The horizontally fluted torus in white stone is of high quality with parallels in Asia Minor, in the temple of Artemis in Ephesus.

Only the first drum of these columns remains. Fragments of painted plaster with a concave shape were found in the room. It is likely that these were mixed columns with a drum for a base, then above a wooden shaft covered with a layer of plaster with a painted decoration of spirals, lozenges or elongated triangles.

On the short sides, large hollow rectangular pillars are still partly in place (the function of which remains enigmatic. Tower base?)

The central room has two huge porticos comprising two rows of twelve and twenty small columns respectively. The bases of the northwest portico are also two-tone. 

Unlike the S palace, there are no columns between the two porticos. In the front portico which faces the garden, only one ante is preserved and bears the same inscription (naming Cyrus) as the ante of the S Palace. In the middle of the portico, a short section of the bench that runs along the back wall is raised. Is this the king's seat? 

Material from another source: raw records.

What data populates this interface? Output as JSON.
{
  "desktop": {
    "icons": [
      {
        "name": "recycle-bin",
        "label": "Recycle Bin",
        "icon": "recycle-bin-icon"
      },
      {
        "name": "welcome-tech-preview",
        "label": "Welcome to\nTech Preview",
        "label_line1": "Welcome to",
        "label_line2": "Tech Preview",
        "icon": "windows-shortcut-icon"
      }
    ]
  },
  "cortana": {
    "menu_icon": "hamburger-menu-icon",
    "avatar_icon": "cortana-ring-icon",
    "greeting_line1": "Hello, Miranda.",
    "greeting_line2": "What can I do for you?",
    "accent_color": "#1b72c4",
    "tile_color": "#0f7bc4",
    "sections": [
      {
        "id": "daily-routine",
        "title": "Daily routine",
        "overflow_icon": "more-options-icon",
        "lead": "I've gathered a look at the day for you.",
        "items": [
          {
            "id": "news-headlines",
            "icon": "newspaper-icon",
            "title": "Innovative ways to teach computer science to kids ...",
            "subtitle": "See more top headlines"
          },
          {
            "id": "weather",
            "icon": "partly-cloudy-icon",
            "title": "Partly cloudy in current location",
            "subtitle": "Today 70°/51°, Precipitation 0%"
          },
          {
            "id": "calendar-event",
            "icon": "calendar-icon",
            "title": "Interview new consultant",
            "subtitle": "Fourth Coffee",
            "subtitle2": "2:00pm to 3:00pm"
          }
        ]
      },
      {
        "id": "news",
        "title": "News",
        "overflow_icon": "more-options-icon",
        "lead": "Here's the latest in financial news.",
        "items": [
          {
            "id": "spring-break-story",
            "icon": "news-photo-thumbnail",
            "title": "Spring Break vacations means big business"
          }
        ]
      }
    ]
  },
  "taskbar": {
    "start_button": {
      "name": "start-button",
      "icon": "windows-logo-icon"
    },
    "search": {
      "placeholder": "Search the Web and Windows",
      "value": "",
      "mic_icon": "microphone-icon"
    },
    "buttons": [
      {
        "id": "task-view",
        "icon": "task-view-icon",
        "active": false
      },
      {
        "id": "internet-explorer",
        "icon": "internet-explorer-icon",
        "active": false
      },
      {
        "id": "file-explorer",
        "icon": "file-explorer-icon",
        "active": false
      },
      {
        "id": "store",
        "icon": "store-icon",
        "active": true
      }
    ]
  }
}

The two porticos which are not placed in the axis, but offset, have preserved up to mid-height 4 jambs bearing a bas-relief. They represent the lower part of a standing figure, in Persian dress, leaving the room. On the dress is visible the inscription, in the third person “ Cyrus, the great king, the Achaemenid ". This inscription makes it possible to evoke Darius, who in his propaganda to justify himself, traced his genealogy to Achaemenes, a mythical king.